Indeterminate forms occur in limit problems where the limit of an algebraic expression can't be determined from the expression alone after direct substitution. The most common indeterminate form is \(\dfrac{0}{0}\), but there are others such as \(\infty - \infty\), \(0\cdot\infty\), and \(\dfrac{\infty}{\infty}\).

When direct substitution results in an indeterminate form like \(\dfrac{0}{0}\), this signals the need for additional techniques to determine what happens to the function near the point of interest. It might be that as the variable approaches a specific value, both the numerator and denominator approach zero, but at different rates. In such cases, the limit could exist and could be any finite number or even infinity.

L'Hopital's rule is a powerful tool for finding limits that result in indeterminate forms. When evaluating \(\lim_{x\to c} \dfrac{p(x)}{q(x)}\) leads to \(\dfrac{0}{0}\) or \(\dfrac{\infty}{\infty}\), L'Hopital's rule can often provide a way forward. This rule states that under certain conditions, the original limit can be computed by taking the derivative of the numerator and denominator separately and then evaluating the limit of this new rational function.

For example, if direct substitution in the limit \(\lim_{x\to c} \dfrac{p(x)}{q(x)}\) yields \(\dfrac{0}{0}\), then, according to L'Hopital's rule, \(\lim_{x\to c} \dfrac{p(x)}{q(x)} = \lim_{x\to c} \dfrac{p'(x)}{q'(x)}\), provided that the derivatives exist and the limit on the right side is determinate. By repeating this process if necessary, one can often resolve the indeterminate form and find the limit.

The limit of a function is a fundamental concept in calculus that describes the behavior of a function as its argument gets arbitrarily close to a certain point. Precisely, the limit of a function \(f(x)\) as \(x\) approaches a value \(c\) is the value that \(f(x)\) approaches as \(x\) comes arbitrarily close to \(c\).

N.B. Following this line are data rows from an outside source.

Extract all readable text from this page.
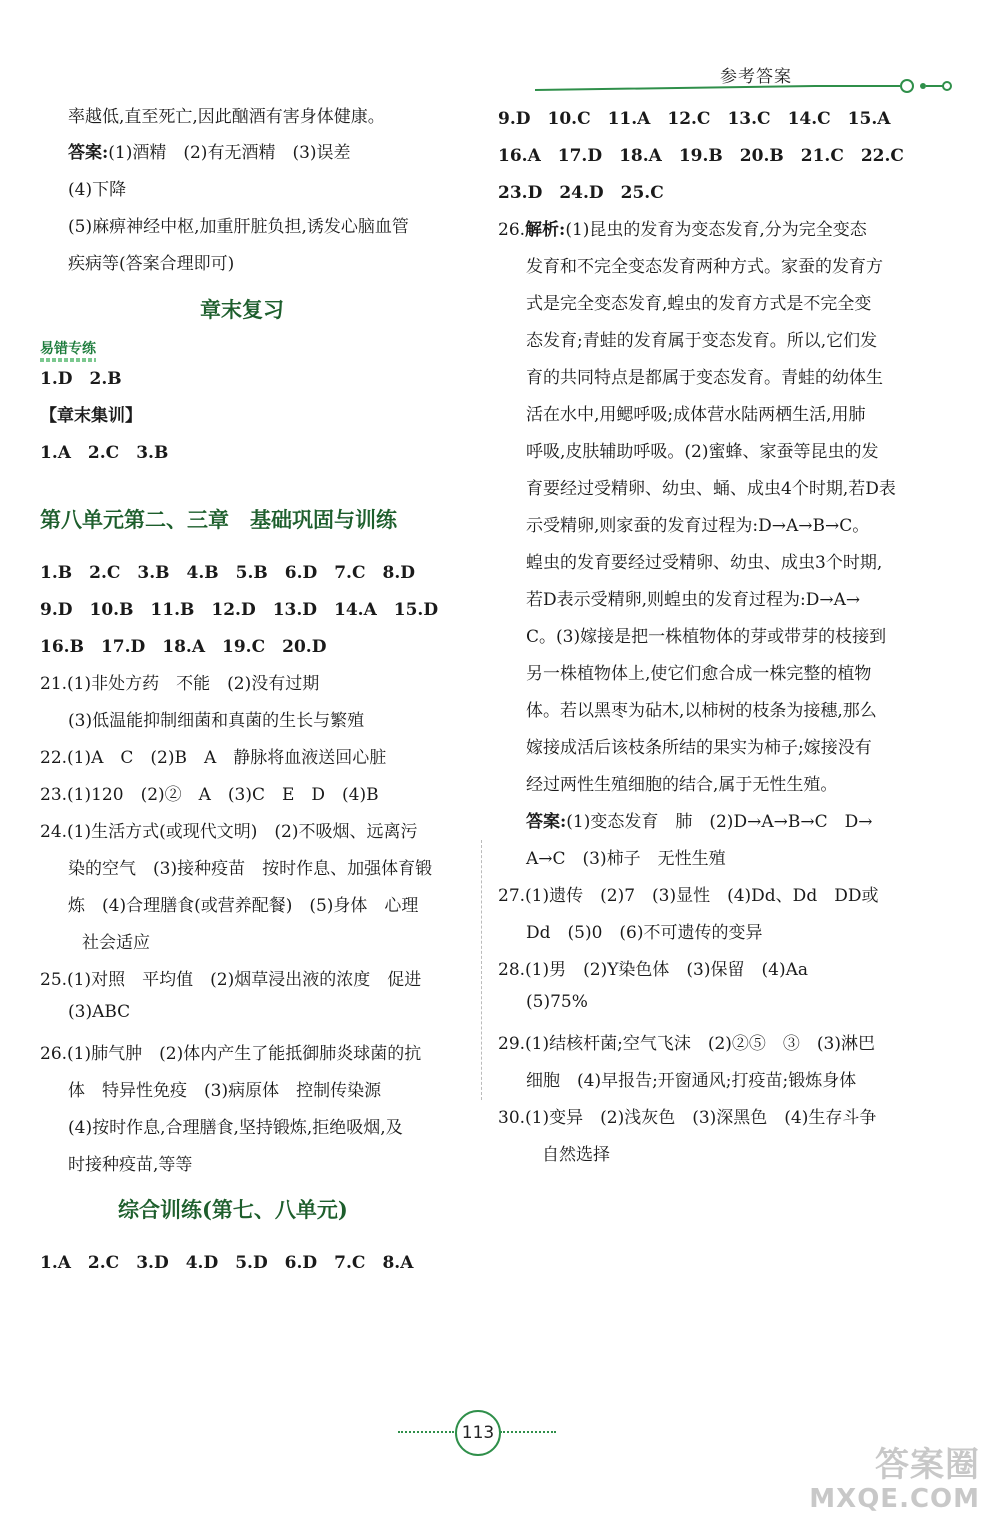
参考答案
率越低,直至死亡,因此酗酒有害身体健康。
答案:(1)酒精　(2)有无酒精　(3)误差
(4)下降
(5)麻痹神经中枢,加重肝脏负担,诱发心脑血管
疾病等(答案合理即可)
章末复习
易错专练
1.D　2.B
【章末集训】
1.A　2.C　3.B
第八单元第二、三章　基础巩固与训练
1.B　2.C　3.B　4.B　5.B　6.D　7.C　8.D
9.D　10.B　11.B　12.D　13.D　14.A　15.D
16.B　17.D　18.A　19.C　20.D
21.(1)非处方药　不能　(2)没有过期
(3)低温能抑制细菌和真菌的生长与繁殖
22.(1)A　C　(2)B　A　静脉将血液送回心脏
23.(1)120　(2)②　A　(3)C　E　D　(4)B
24.(1)生活方式(或现代文明)　(2)不吸烟、远离污
染的空气　(3)接种疫苗　按时作息、加强体育锻
炼　(4)合理膳食(或营养配餐)　(5)身体　心理
社会适应
25.(1)对照　平均值　(2)烟草浸出液的浓度　促进
(3)ABC
26.(1)肺气肿　(2)体内产生了能抵御肺炎球菌的抗
体　特异性免疫　(3)病原体　控制传染源
(4)按时作息,合理膳食,坚持锻炼,拒绝吸烟,及
时接种疫苗,等等
综合训练(第七、八单元)
1.A　2.C　3.D　4.D　5.D　6.D　7.C　8.A
9.D　10.C　11.A　12.C　13.C　14.C　15.A
16.A　17.D　18.A　19.B　20.B　21.C　22.C
23.D　24.D　25.C
26.解析:(1)昆虫的发育为变态发育,分为完全变态
发育和不完全变态发育两种方式。家蚕的发育方
式是完全变态发育,蝗虫的发育方式是不完全变
态发育;青蛙的发育属于变态发育。所以,它们发
育的共同特点是都属于变态发育。青蛙的幼体生
活在水中,用鳃呼吸;成体营水陆两栖生活,用肺
呼吸,皮肤辅助呼吸。(2)蜜蜂、家蚕等昆虫的发
育要经过受精卵、幼虫、蛹、成虫4个时期,若D表
示受精卵,则家蚕的发育过程为:D→A→B→C。
蝗虫的发育要经过受精卵、幼虫、成虫3个时期,
若D表示受精卵,则蝗虫的发育过程为:D→A→
C。(3)嫁接是把一株植物体的芽或带芽的枝接到
另一株植物体上,使它们愈合成一株完整的植物
体。若以黑枣为砧木,以柿树的枝条为接穗,那么
嫁接成活后该枝条所结的果实为柿子;嫁接没有
经过两性生殖细胞的结合,属于无性生殖。
答案:(1)变态发育　肺　(2)D→A→B→C　D→
A→C　(3)柿子　无性生殖
27.(1)遗传　(2)7　(3)显性　(4)Dd、Dd　DD或
Dd　(5)0　(6)不可遗传的变异
28.(1)男　(2)Y染色体　(3)保留　(4)Aa
(5)75%
29.(1)结核杆菌;空气飞沫　(2)②⑤　③　(3)淋巴
细胞　(4)早报告;开窗通风;打疫苗;锻炼身体
30.(1)变异　(2)浅灰色　(3)深黑色　(4)生存斗争
自然选择
113
答案圈
MXQE.COM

It's important to understand that the limit is about the value the function is approaching, not necessarily the value the function actually reaches. This nuance allows us to discuss the behavior of functions at points where they might be undefined or discontinuous. When computing limits, one may use a variety of approaches - direct substitution being the simplest when it works, and techniques like factoring, simplifying, or L'Hopital's rule when more complex cases arise.